海婴抬眼看他,没动气,只是淡淡道:“棋盘小,世界大,但道理是相通的,落子前得想三步,说话前也得留三分,你说对吗?”
男孩噎了一下,反倒红了脸,过了会儿竟主动递来一块曲奇:“算你说得有道理。”
不远处的顾从卿正与财政部长交谈,眼角余光瞥见这一幕,嘴角不自觉地扬了扬。
财政部长顺着他的目光看去,笑着说:“你家海婴这本事,可比我们家汤姆强多了。
汤姆到现在还只会拉着人说棒球。”
顾从卿端起酒杯,语气里带着恰到好处的谦逊:“孩子们的世界简单,投缘了自然就玩到一块儿了。

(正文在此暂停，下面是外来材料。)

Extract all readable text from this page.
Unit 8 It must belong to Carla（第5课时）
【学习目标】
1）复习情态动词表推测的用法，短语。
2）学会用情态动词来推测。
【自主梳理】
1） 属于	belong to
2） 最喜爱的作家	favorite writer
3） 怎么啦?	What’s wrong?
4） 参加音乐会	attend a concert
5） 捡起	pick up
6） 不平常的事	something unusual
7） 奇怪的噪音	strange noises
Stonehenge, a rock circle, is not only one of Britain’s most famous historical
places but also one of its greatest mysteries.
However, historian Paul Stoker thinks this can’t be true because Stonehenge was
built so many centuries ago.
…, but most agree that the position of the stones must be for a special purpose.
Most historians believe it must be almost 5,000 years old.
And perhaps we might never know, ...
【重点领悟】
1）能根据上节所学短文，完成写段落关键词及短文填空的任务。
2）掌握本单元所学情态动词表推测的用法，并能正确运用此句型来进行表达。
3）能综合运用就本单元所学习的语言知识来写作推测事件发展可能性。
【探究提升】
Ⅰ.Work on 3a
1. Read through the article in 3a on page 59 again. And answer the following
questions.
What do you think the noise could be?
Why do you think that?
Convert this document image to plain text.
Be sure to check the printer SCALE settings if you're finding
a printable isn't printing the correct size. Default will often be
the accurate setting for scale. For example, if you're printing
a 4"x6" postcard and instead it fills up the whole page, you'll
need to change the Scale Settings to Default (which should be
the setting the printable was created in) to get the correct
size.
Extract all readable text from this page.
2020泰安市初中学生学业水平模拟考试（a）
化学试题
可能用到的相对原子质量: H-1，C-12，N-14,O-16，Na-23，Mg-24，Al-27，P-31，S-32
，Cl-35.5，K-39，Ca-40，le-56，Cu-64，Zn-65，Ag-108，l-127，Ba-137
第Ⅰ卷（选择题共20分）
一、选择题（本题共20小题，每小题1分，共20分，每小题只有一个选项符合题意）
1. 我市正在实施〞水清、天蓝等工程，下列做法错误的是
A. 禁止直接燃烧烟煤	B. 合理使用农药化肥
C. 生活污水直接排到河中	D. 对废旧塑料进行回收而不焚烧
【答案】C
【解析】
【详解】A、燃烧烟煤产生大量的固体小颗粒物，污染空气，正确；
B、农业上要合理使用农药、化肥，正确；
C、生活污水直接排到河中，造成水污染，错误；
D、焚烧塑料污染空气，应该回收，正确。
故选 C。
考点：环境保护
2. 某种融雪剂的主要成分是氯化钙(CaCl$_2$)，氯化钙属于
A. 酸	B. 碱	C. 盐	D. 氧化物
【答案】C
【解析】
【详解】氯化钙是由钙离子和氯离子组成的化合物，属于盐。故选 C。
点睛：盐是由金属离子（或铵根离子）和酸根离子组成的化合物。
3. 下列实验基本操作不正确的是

”
刘春晓也瞧见了,转头对身边的夫人笑道:“这些孩子凑在一起,倒比我们这些大人自在。”
对方笑着点头:“你家海婴是个小领袖料子,我家女儿刚才还跟我说,那个中国男孩懂得真多。”
此时的海婴,正被孩子们围着,听那个宇航员的孙子讲太空舱里的生活,时不时点头回应两句,偶尔抛出个问题,总能让话题往更有趣的方向走。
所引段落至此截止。